Taking a transcript of TV broadcast data with an average reader and re-recording it in a speech lab under good acoustic conditions, with a close-talking microphone showed an estimate of word error rate between ten and seventeen percent for speech recognition systems that were not tuned for the specific language and domain in question.
Speech that had been recorded by a professional narrator in a TV studio and that did not include any music or other noise gives us an error rate of around twenty percent. Part of the increased error rate is due to poor segmentation of utterances leaving the speech recognizer unable to tell where an utterance started or ended. This problem was not present in the lab-recorded data. Different microphones and environmental acoustics also contributed to the higher error rate.
Speech recognition on C-Span broadcast data showed a doubling of the word error rate to forty percent. While speakers in this data set were mostly constant and always close to the microphone, other noises and verbal interruptions degraded the accuracy of the recognition.
The dialog portions of broadcast documentary videos yielded recognition word error rates of fifty to sixty-five percent, depending on the video data. The signal for these sections contained many more environmental noises, as well as speech recorded outdoors.

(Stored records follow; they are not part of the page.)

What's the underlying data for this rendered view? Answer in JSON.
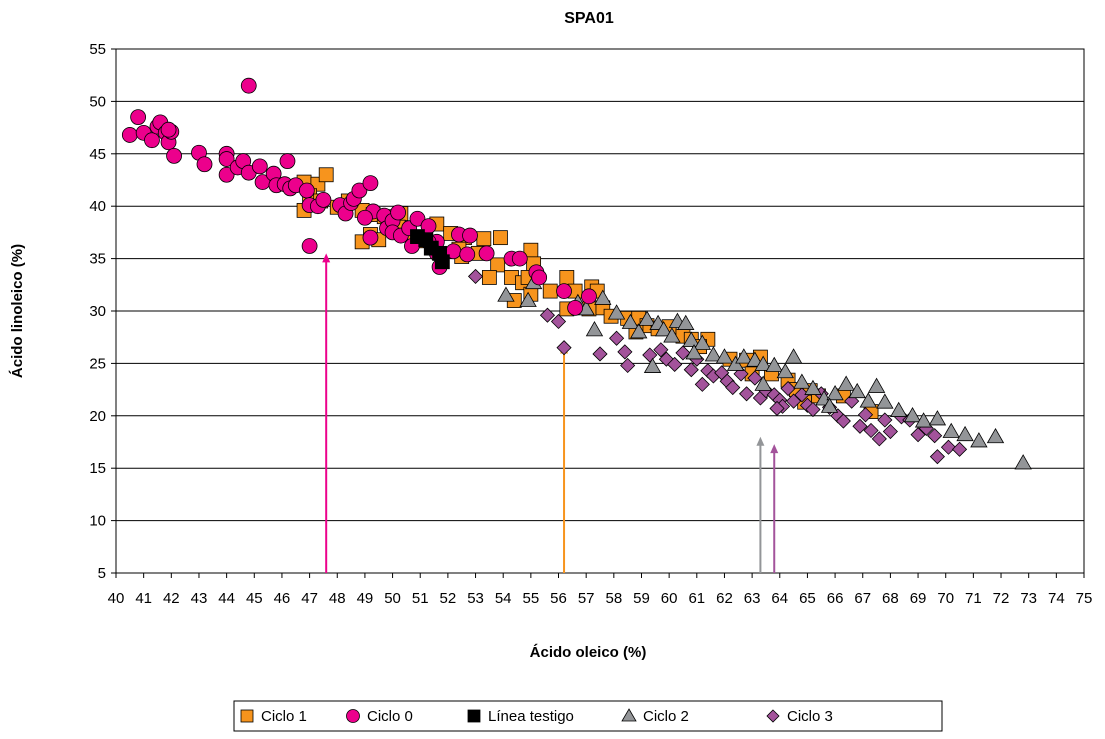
{
  "chart_data": {
    "type": "scatter",
    "title": "SPA01",
    "xlabel": "Ácido oleico (%)",
    "ylabel": "Ácido linoleico (%)",
    "xlim": [
      40,
      75
    ],
    "ylim": [
      5,
      55
    ],
    "xticks": [
      "40",
      "41",
      "42",
      "43",
      "44",
      "45",
      "46",
      "47",
      "48",
      "49",
      "50",
      "51",
      "52",
      "53",
      "54",
      "55",
      "56",
      "57",
      "58",
      "59",
      "60",
      "61",
      "62",
      "63",
      "64",
      "65",
      "66",
      "67",
      "68",
      "69",
      "70",
      "71",
      "72",
      "73",
      "74",
      "75"
    ],
    "yticks": [
      "5",
      "10",
      "15",
      "20",
      "25",
      "30",
      "35",
      "40",
      "45",
      "50",
      "55"
    ],
    "grid": "horizontal",
    "legend_position": "bottom",
    "series": [
      {
        "name": "Ciclo 1",
        "marker": "square",
        "color": "#F7941D",
        "points": [
          [
            46.8,
            42.3
          ],
          [
            47.3,
            42.1
          ],
          [
            47.6,
            43.0
          ],
          [
            47.0,
            41.0
          ],
          [
            46.8,
            39.6
          ],
          [
            47.4,
            40.5
          ],
          [
            48.0,
            39.9
          ],
          [
            48.4,
            40.5
          ],
          [
            48.9,
            39.6
          ],
          [
            49.3,
            39.2
          ],
          [
            49.7,
            39.0
          ],
          [
            50.3,
            39.3
          ],
          [
            50.2,
            38.0
          ],
          [
            49.2,
            37.3
          ],
          [
            48.9,
            36.6
          ],
          [
            49.5,
            36.8
          ],
          [
            50.8,
            37.0
          ],
          [
            51.2,
            36.7
          ],
          [
            51.6,
            38.3
          ],
          [
            52.1,
            37.4
          ],
          [
            52.6,
            37.0
          ],
          [
            53.3,
            36.9
          ],
          [
            53.1,
            35.5
          ],
          [
            52.5,
            35.2
          ],
          [
            53.8,
            34.4
          ],
          [
            53.5,
            33.2
          ],
          [
            54.3,
            33.2
          ],
          [
            54.7,
            32.7
          ],
          [
            55.0,
            35.8
          ],
          [
            55.1,
            34.5
          ],
          [
            54.9,
            33.2
          ],
          [
            55.0,
            31.6
          ],
          [
            54.4,
            31.0
          ],
          [
            55.7,
            31.9
          ],
          [
            56.3,
            33.2
          ],
          [
            56.6,
            31.9
          ],
          [
            57.2,
            32.3
          ],
          [
            57.4,
            31.9
          ],
          [
            57.6,
            30.3
          ],
          [
            57.1,
            30.2
          ],
          [
            57.9,
            29.5
          ],
          [
            58.5,
            29.3
          ],
          [
            58.9,
            29.3
          ],
          [
            59.2,
            28.6
          ],
          [
            58.8,
            28.0
          ],
          [
            59.6,
            28.3
          ],
          [
            60.0,
            28.5
          ],
          [
            60.5,
            27.6
          ],
          [
            60.8,
            27.3
          ],
          [
            61.4,
            27.3
          ],
          [
            61.1,
            26.6
          ],
          [
            62.2,
            25.4
          ],
          [
            62.8,
            25.3
          ],
          [
            63.3,
            25.6
          ],
          [
            63.0,
            24.0
          ],
          [
            63.7,
            24.0
          ],
          [
            64.3,
            23.4
          ],
          [
            64.6,
            22.5
          ],
          [
            65.1,
            22.4
          ],
          [
            64.9,
            21.3
          ],
          [
            65.4,
            21.9
          ],
          [
            66.3,
            21.9
          ],
          [
            67.3,
            20.4
          ],
          [
            56.3,
            30.2
          ],
          [
            53.9,
            37.0
          ],
          [
            52.4,
            35.9
          ]
        ]
      },
      {
        "name": "Ciclo 0",
        "marker": "circle",
        "color": "#EC008C",
        "points": [
          [
            40.5,
            46.8
          ],
          [
            40.8,
            48.5
          ],
          [
            41.0,
            47.0
          ],
          [
            41.3,
            46.3
          ],
          [
            41.5,
            47.6
          ],
          [
            41.6,
            48.0
          ],
          [
            41.8,
            47.0
          ],
          [
            41.9,
            46.1
          ],
          [
            42.0,
            47.1
          ],
          [
            41.9,
            47.3
          ],
          [
            42.1,
            44.8
          ],
          [
            43.0,
            45.1
          ],
          [
            43.2,
            44.0
          ],
          [
            44.0,
            45.0
          ],
          [
            44.0,
            44.5
          ],
          [
            44.0,
            43.0
          ],
          [
            44.4,
            43.7
          ],
          [
            44.6,
            44.3
          ],
          [
            44.8,
            51.5
          ],
          [
            44.8,
            43.2
          ],
          [
            45.2,
            43.8
          ],
          [
            45.3,
            42.3
          ],
          [
            45.7,
            43.1
          ],
          [
            45.8,
            42.0
          ],
          [
            46.1,
            42.1
          ],
          [
            46.2,
            44.3
          ],
          [
            46.3,
            41.7
          ],
          [
            46.5,
            42.0
          ],
          [
            46.9,
            41.5
          ],
          [
            47.0,
            40.1
          ],
          [
            47.3,
            40.0
          ],
          [
            47.5,
            40.6
          ],
          [
            47.0,
            36.2
          ],
          [
            48.1,
            40.1
          ],
          [
            48.3,
            39.3
          ],
          [
            48.5,
            40.3
          ],
          [
            48.6,
            40.7
          ],
          [
            48.8,
            41.5
          ],
          [
            49.2,
            42.2
          ],
          [
            49.3,
            39.5
          ],
          [
            49.0,
            38.9
          ],
          [
            49.2,
            37.0
          ],
          [
            49.7,
            39.1
          ],
          [
            49.8,
            37.9
          ],
          [
            50.0,
            38.6
          ],
          [
            50.2,
            39.4
          ],
          [
            50.0,
            37.5
          ],
          [
            50.3,
            37.2
          ],
          [
            50.6,
            37.9
          ],
          [
            50.9,
            38.8
          ],
          [
            50.7,
            36.2
          ],
          [
            51.3,
            38.1
          ],
          [
            51.6,
            36.6
          ],
          [
            51.6,
            35.5
          ],
          [
            51.7,
            34.2
          ],
          [
            52.2,
            35.7
          ],
          [
            52.4,
            37.3
          ],
          [
            52.7,
            35.4
          ],
          [
            52.8,
            37.2
          ],
          [
            53.4,
            35.5
          ],
          [
            54.3,
            35.0
          ],
          [
            54.6,
            35.0
          ],
          [
            55.2,
            33.7
          ],
          [
            55.3,
            33.2
          ],
          [
            56.2,
            31.9
          ],
          [
            56.6,
            30.3
          ],
          [
            57.1,
            31.4
          ],
          [
            51.3,
            36.6
          ]
        ]
      },
      {
        "name": "Línea testigo",
        "marker": "square",
        "color": "#000000",
        "points": [
          [
            50.9,
            37.1
          ],
          [
            51.2,
            36.8
          ],
          [
            51.4,
            36.0
          ],
          [
            51.7,
            35.5
          ],
          [
            51.8,
            34.7
          ]
        ]
      },
      {
        "name": "Ciclo 2",
        "marker": "triangle",
        "color": "#939598",
        "points": [
          [
            54.1,
            31.5
          ],
          [
            54.9,
            31.0
          ],
          [
            55.1,
            32.7
          ],
          [
            56.7,
            30.8
          ],
          [
            57.0,
            30.2
          ],
          [
            57.3,
            28.2
          ],
          [
            57.6,
            31.2
          ],
          [
            58.1,
            29.8
          ],
          [
            58.6,
            28.9
          ],
          [
            58.9,
            28.0
          ],
          [
            59.2,
            29.2
          ],
          [
            59.6,
            28.8
          ],
          [
            59.4,
            24.7
          ],
          [
            59.8,
            28.2
          ],
          [
            60.3,
            29.0
          ],
          [
            60.6,
            28.8
          ],
          [
            60.1,
            27.6
          ],
          [
            60.8,
            27.2
          ],
          [
            61.2,
            26.9
          ],
          [
            61.6,
            25.8
          ],
          [
            62.0,
            25.6
          ],
          [
            62.4,
            24.9
          ],
          [
            62.7,
            25.6
          ],
          [
            63.1,
            25.3
          ],
          [
            63.4,
            24.9
          ],
          [
            63.8,
            24.8
          ],
          [
            64.2,
            24.2
          ],
          [
            64.5,
            25.6
          ],
          [
            64.8,
            23.2
          ],
          [
            65.2,
            22.6
          ],
          [
            65.6,
            21.6
          ],
          [
            66.0,
            22.1
          ],
          [
            66.4,
            23.0
          ],
          [
            66.8,
            22.3
          ],
          [
            67.2,
            21.4
          ],
          [
            67.5,
            22.8
          ],
          [
            67.8,
            21.3
          ],
          [
            68.3,
            20.5
          ],
          [
            68.8,
            20.0
          ],
          [
            69.2,
            19.5
          ],
          [
            69.7,
            19.7
          ],
          [
            70.2,
            18.5
          ],
          [
            70.7,
            18.2
          ],
          [
            71.2,
            17.6
          ],
          [
            71.8,
            18.0
          ],
          [
            72.8,
            15.5
          ],
          [
            63.4,
            23.0
          ],
          [
            65.8,
            20.9
          ],
          [
            60.9,
            26.0
          ]
        ]
      },
      {
        "name": "Ciclo 3",
        "marker": "diamond",
        "color": "#A3539B",
        "points": [
          [
            53.0,
            33.3
          ],
          [
            55.6,
            29.6
          ],
          [
            56.0,
            29.0
          ],
          [
            57.5,
            25.9
          ],
          [
            58.1,
            27.4
          ],
          [
            58.4,
            26.1
          ],
          [
            58.5,
            24.8
          ],
          [
            59.3,
            25.8
          ],
          [
            59.7,
            26.3
          ],
          [
            59.9,
            25.4
          ],
          [
            60.2,
            24.9
          ],
          [
            60.5,
            26.0
          ],
          [
            60.8,
            24.4
          ],
          [
            61.0,
            25.4
          ],
          [
            61.4,
            24.3
          ],
          [
            61.6,
            23.8
          ],
          [
            61.9,
            24.1
          ],
          [
            62.1,
            23.3
          ],
          [
            62.3,
            22.7
          ],
          [
            62.6,
            24.0
          ],
          [
            62.8,
            22.1
          ],
          [
            63.1,
            23.6
          ],
          [
            63.3,
            21.7
          ],
          [
            63.5,
            22.4
          ],
          [
            63.8,
            22.0
          ],
          [
            64.0,
            21.5
          ],
          [
            64.1,
            20.9
          ],
          [
            64.3,
            22.6
          ],
          [
            64.5,
            21.4
          ],
          [
            64.8,
            22.0
          ],
          [
            65.0,
            21.0
          ],
          [
            65.2,
            20.6
          ],
          [
            65.5,
            22.1
          ],
          [
            65.8,
            20.8
          ],
          [
            66.1,
            20.0
          ],
          [
            66.3,
            19.5
          ],
          [
            66.6,
            21.4
          ],
          [
            66.9,
            19.0
          ],
          [
            67.1,
            20.1
          ],
          [
            67.3,
            18.6
          ],
          [
            67.6,
            17.8
          ],
          [
            67.8,
            19.6
          ],
          [
            68.0,
            18.5
          ],
          [
            68.4,
            19.9
          ],
          [
            68.7,
            19.6
          ],
          [
            69.0,
            18.2
          ],
          [
            69.3,
            18.8
          ],
          [
            69.6,
            18.1
          ],
          [
            69.7,
            16.1
          ],
          [
            70.1,
            17.0
          ],
          [
            70.5,
            16.8
          ],
          [
            56.2,
            26.5
          ],
          [
            61.2,
            23.0
          ],
          [
            63.9,
            20.7
          ]
        ]
      }
    ]
  },
  "annotations": {
    "arrows": [
      {
        "x": 47.6,
        "y_from": 5,
        "y_to": 35.5,
        "color": "#EC008C"
      },
      {
        "x": 56.2,
        "y_from": 5,
        "y_to": 26.8,
        "color": "#F7941D"
      },
      {
        "x": 63.3,
        "y_from": 5,
        "y_to": 18.0,
        "color": "#939598"
      },
      {
        "x": 63.8,
        "y_from": 5,
        "y_to": 17.3,
        "color": "#A3539B"
      }
    ]
  }
}
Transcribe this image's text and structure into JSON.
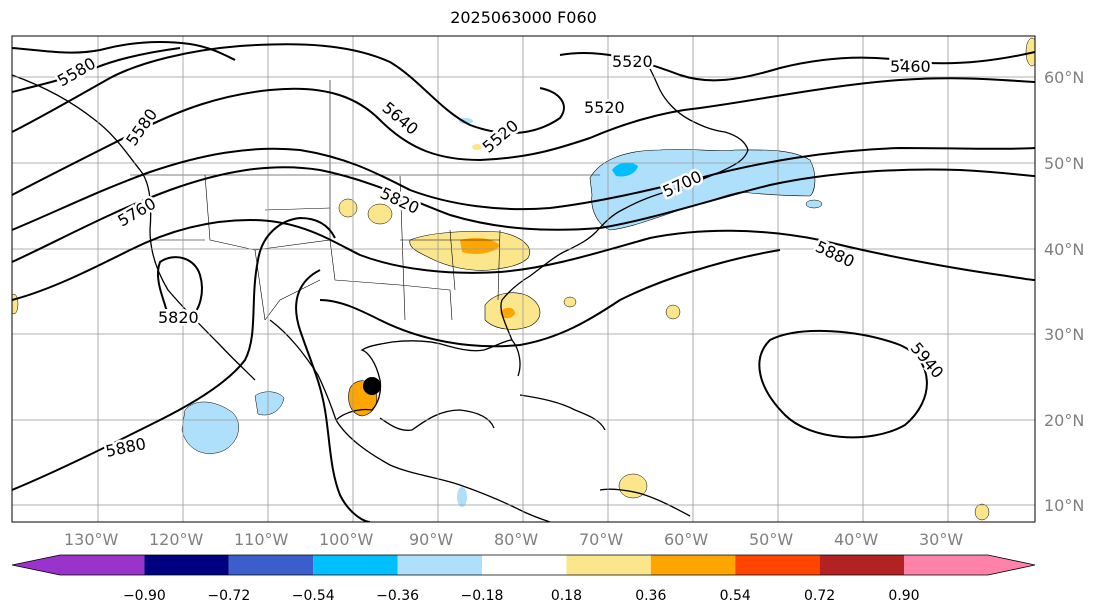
{
  "title": "2025063000 F060",
  "lat_labels": [
    "60°N",
    "50°N",
    "40°N",
    "30°N",
    "20°N",
    "10°N"
  ],
  "lon_labels": [
    "130°W",
    "120°W",
    "110°W",
    "100°W",
    "90°W",
    "80°W",
    "70°W",
    "60°W",
    "50°W",
    "40°W",
    "30°W"
  ],
  "contour_labels": [
    "5580",
    "5580",
    "5520",
    "5520",
    "5460",
    "5640",
    "5520",
    "5760",
    "5820",
    "5700",
    "5880",
    "5820",
    "5880",
    "5940"
  ],
  "colorbar": {
    "ticks": [
      "−0.90",
      "−0.72",
      "−0.54",
      "−0.36",
      "−0.18",
      "0.18",
      "0.36",
      "0.54",
      "0.72",
      "0.90"
    ],
    "colors": [
      "#9933cc",
      "#000080",
      "#3a5fcd",
      "#00bfff",
      "#afe0fb",
      "#ffffff",
      "#fce68c",
      "#ffa500",
      "#ff4500",
      "#b22222",
      "#ff82ab"
    ]
  },
  "marker": "storm-center"
}
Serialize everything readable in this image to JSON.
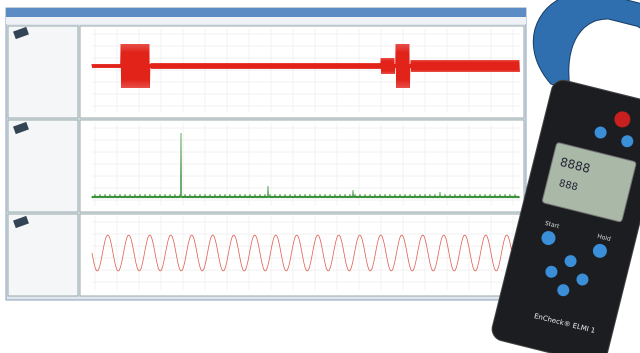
{
  "device": {
    "buttons": [
      "Start",
      "Hold"
    ],
    "label": "EnCheck® ELMI 1"
  }
}
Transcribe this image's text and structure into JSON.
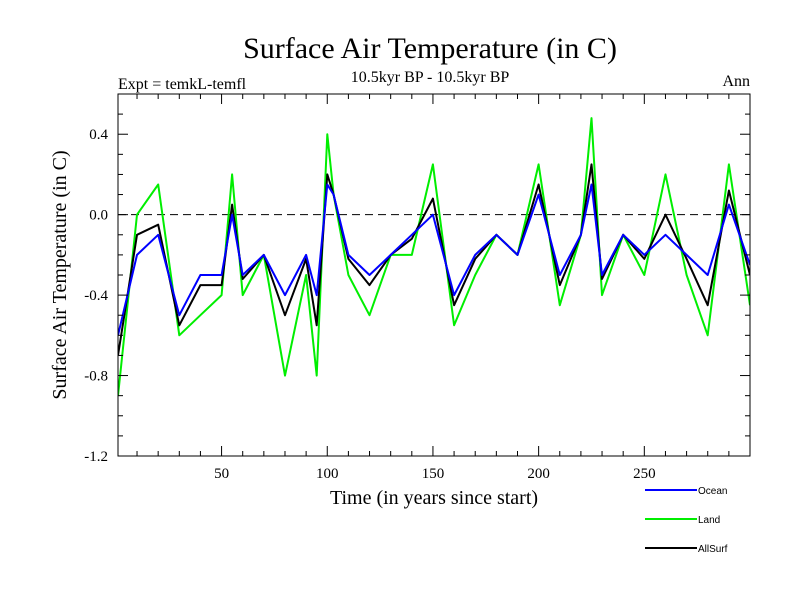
{
  "chart_data": {
    "type": "line",
    "title": "Surface Air Temperature (in C)",
    "subtitle_left": "Expt = temkL-temfl",
    "subtitle_center": "10.5kyr BP - 10.5kyr BP",
    "subtitle_right": "Ann",
    "xlabel": "Time (in years since start)",
    "ylabel": "Surface Air Temperature (in C)",
    "xlim": [
      1,
      300
    ],
    "ylim": [
      -1.2,
      0.6
    ],
    "x_ticks": [
      50,
      100,
      150,
      200,
      250
    ],
    "x_tick_labels": [
      "50",
      "100",
      "150",
      "200",
      "250"
    ],
    "y_ticks": [
      0.4,
      0.0,
      -0.4,
      -0.8,
      -1.2
    ],
    "y_tick_labels": [
      "0.4",
      "0.0",
      "-0.4",
      "-0.8",
      "-1.2"
    ],
    "reference_line": {
      "y": 0.0,
      "style": "dashed"
    },
    "series": [
      {
        "name": "Ocean",
        "color": "#0000ff",
        "x": [
          1,
          10,
          20,
          30,
          40,
          50,
          55,
          60,
          70,
          80,
          90,
          95,
          100,
          103,
          110,
          120,
          130,
          140,
          150,
          160,
          170,
          180,
          190,
          200,
          210,
          220,
          225,
          230,
          240,
          250,
          260,
          270,
          280,
          290,
          300
        ],
        "values": [
          -0.6,
          -0.2,
          -0.1,
          -0.5,
          -0.3,
          -0.3,
          0.0,
          -0.3,
          -0.2,
          -0.4,
          -0.2,
          -0.4,
          0.15,
          0.1,
          -0.2,
          -0.3,
          -0.2,
          -0.1,
          0.0,
          -0.4,
          -0.2,
          -0.1,
          -0.2,
          0.1,
          -0.3,
          -0.1,
          0.15,
          -0.3,
          -0.1,
          -0.2,
          -0.1,
          -0.2,
          -0.3,
          0.05,
          -0.25
        ]
      },
      {
        "name": "Land",
        "color": "#00ee00",
        "x": [
          1,
          10,
          20,
          30,
          40,
          50,
          55,
          60,
          70,
          80,
          90,
          95,
          100,
          103,
          110,
          120,
          130,
          140,
          150,
          160,
          170,
          180,
          190,
          200,
          210,
          220,
          225,
          230,
          240,
          250,
          260,
          270,
          280,
          290,
          300
        ],
        "values": [
          -0.9,
          0.0,
          0.15,
          -0.6,
          -0.5,
          -0.4,
          0.2,
          -0.4,
          -0.2,
          -0.8,
          -0.3,
          -0.8,
          0.4,
          0.1,
          -0.3,
          -0.5,
          -0.2,
          -0.2,
          0.25,
          -0.55,
          -0.3,
          -0.1,
          -0.2,
          0.25,
          -0.45,
          -0.1,
          0.48,
          -0.4,
          -0.1,
          -0.3,
          0.2,
          -0.3,
          -0.6,
          0.25,
          -0.45
        ]
      },
      {
        "name": "AllSurf",
        "color": "#000000",
        "x": [
          1,
          10,
          20,
          30,
          40,
          50,
          55,
          60,
          70,
          80,
          90,
          95,
          100,
          103,
          110,
          120,
          130,
          140,
          150,
          160,
          170,
          180,
          190,
          200,
          210,
          220,
          225,
          230,
          240,
          250,
          260,
          270,
          280,
          290,
          300
        ],
        "values": [
          -0.7,
          -0.1,
          -0.05,
          -0.55,
          -0.35,
          -0.35,
          0.05,
          -0.32,
          -0.2,
          -0.5,
          -0.22,
          -0.55,
          0.2,
          0.1,
          -0.22,
          -0.35,
          -0.2,
          -0.12,
          0.08,
          -0.45,
          -0.22,
          -0.1,
          -0.2,
          0.15,
          -0.35,
          -0.1,
          0.25,
          -0.32,
          -0.1,
          -0.22,
          0.0,
          -0.22,
          -0.45,
          0.12,
          -0.3
        ]
      }
    ],
    "legend": {
      "placement": "bottom-right",
      "entries": [
        "Ocean",
        "Land",
        "AllSurf"
      ]
    }
  }
}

The evening news was initially recognized with sixty five percent overall error rate. This rate included recognition accuracy for commercials and introductions as well as the actual news program. As more training data became available, that error rate dropped to around 50 %. With the more accurate Sphinx-III system, the error rate was reduced even further, down to about 24 % in the 1997 broadcast news evaluation.
A full one-hour documentary video including commercials and music raised the word error rate to seventy-five percent.
Worst of all were commercials, which were recognized with an eighty-five percent error rate due to the large amounts of music in the audio channel as well as the unusual speech characteristics, and singing, contained in the spoken portion.